たとえば小学校で。授業がすべてiPadを活用して行われるようになったら、学校はどうなるだろう?
たとえばテレビ局で。キャスター以外すべてロボットの無人スタジオでニュース番組を作ることは可能だろうか?
たとえば公民館で。地域の人が集まり最先端のテクノロジーを使いこなすコミュニティ活動が繰り広げられたら、どんなものが生まれてくるだろうか?
テクノロジーについて、「今後10~20年の間に、人間の仕事の約半分がAIやロボットに奪われる」といった危惧が喧伝される一方で、「働き方改革」などの文脈ではAIやロボットによって生産性が向上し、人手不足や長時間労働の問題を解決してくれるのではないかという期待も大きい。

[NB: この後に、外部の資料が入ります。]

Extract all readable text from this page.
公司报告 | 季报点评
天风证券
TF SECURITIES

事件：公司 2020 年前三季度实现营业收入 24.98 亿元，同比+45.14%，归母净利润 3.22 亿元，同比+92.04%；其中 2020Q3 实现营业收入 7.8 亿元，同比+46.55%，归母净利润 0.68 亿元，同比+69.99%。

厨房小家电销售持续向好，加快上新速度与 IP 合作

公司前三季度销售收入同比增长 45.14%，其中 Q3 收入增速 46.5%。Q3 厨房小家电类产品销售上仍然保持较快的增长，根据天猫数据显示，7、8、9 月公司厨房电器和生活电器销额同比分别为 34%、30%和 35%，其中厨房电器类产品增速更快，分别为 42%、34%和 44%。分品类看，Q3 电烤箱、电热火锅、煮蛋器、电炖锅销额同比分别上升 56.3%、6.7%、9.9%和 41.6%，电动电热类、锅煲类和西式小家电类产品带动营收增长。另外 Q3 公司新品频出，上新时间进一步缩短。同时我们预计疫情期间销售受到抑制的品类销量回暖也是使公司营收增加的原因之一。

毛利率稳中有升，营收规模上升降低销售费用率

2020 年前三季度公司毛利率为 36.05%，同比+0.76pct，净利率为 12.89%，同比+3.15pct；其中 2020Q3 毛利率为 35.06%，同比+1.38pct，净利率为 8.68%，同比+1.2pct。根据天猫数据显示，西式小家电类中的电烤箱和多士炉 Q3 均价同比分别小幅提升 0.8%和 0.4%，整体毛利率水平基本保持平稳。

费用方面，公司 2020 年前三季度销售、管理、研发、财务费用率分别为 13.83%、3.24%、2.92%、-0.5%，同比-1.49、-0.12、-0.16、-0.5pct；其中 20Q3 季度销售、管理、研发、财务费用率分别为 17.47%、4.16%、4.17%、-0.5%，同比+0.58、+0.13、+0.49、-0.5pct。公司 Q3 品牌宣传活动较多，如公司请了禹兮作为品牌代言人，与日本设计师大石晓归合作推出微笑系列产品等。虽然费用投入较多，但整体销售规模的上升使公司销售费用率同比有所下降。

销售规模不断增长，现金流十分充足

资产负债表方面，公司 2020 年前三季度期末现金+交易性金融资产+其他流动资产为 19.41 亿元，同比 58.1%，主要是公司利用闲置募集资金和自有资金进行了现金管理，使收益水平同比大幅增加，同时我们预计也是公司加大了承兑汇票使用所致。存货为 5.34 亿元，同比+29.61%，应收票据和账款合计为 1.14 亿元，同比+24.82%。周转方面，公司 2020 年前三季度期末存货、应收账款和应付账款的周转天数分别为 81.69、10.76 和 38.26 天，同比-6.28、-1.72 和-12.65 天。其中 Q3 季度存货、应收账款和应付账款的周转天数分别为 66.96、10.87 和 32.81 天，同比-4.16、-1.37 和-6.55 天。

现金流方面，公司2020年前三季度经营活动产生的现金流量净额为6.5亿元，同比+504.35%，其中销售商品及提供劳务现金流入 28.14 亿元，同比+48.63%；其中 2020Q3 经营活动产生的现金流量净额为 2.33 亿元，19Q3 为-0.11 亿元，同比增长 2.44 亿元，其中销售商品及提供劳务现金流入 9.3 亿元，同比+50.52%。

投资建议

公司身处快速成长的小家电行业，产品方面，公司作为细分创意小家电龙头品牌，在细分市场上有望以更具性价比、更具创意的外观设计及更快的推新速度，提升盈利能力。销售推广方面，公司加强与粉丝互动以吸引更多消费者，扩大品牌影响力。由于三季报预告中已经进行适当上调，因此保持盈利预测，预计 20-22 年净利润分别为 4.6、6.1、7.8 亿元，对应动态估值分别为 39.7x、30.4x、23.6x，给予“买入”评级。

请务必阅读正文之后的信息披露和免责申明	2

重要なことは、過度に恐れるのでも過剰に期待をかけるのでもなく、自分自身が主体的にテクロノジーにかかわり、活用していくことで、テクノロジーを「味方にする」ことではないだろうか。
テクノロジーと人の幸せな関係性を、私たちはこれからどのようにして築いていくべきか。オランダとデンマークの現場から、そのヒントを探っていく。
「落ちこぼれ」も「吹きこぼれ」も存在しない学校
あるとき1人の保護者が、自分が小学生だった30年前と同じ教育が今も学校現場で行われていることにふと気がつく。
情報端末の使用も禁じられており、そのあまりのアナログさ、世の中の実情との乖離に、「これは未来へ向けた教育ではない。1990年に戻るための教育ではないか」と疑問を感じたことから、新しい学校が生まれた。それが2013年に発足したスティーブ・ジョブズ・スクール(De Steve JobsSchool)だ。
オランダでは教育の自由が憲法で保障されており、各学校が独自の教育プログラムを採用できる。また、200人以上の保護者の同意が得られれば学校の新設も認められている。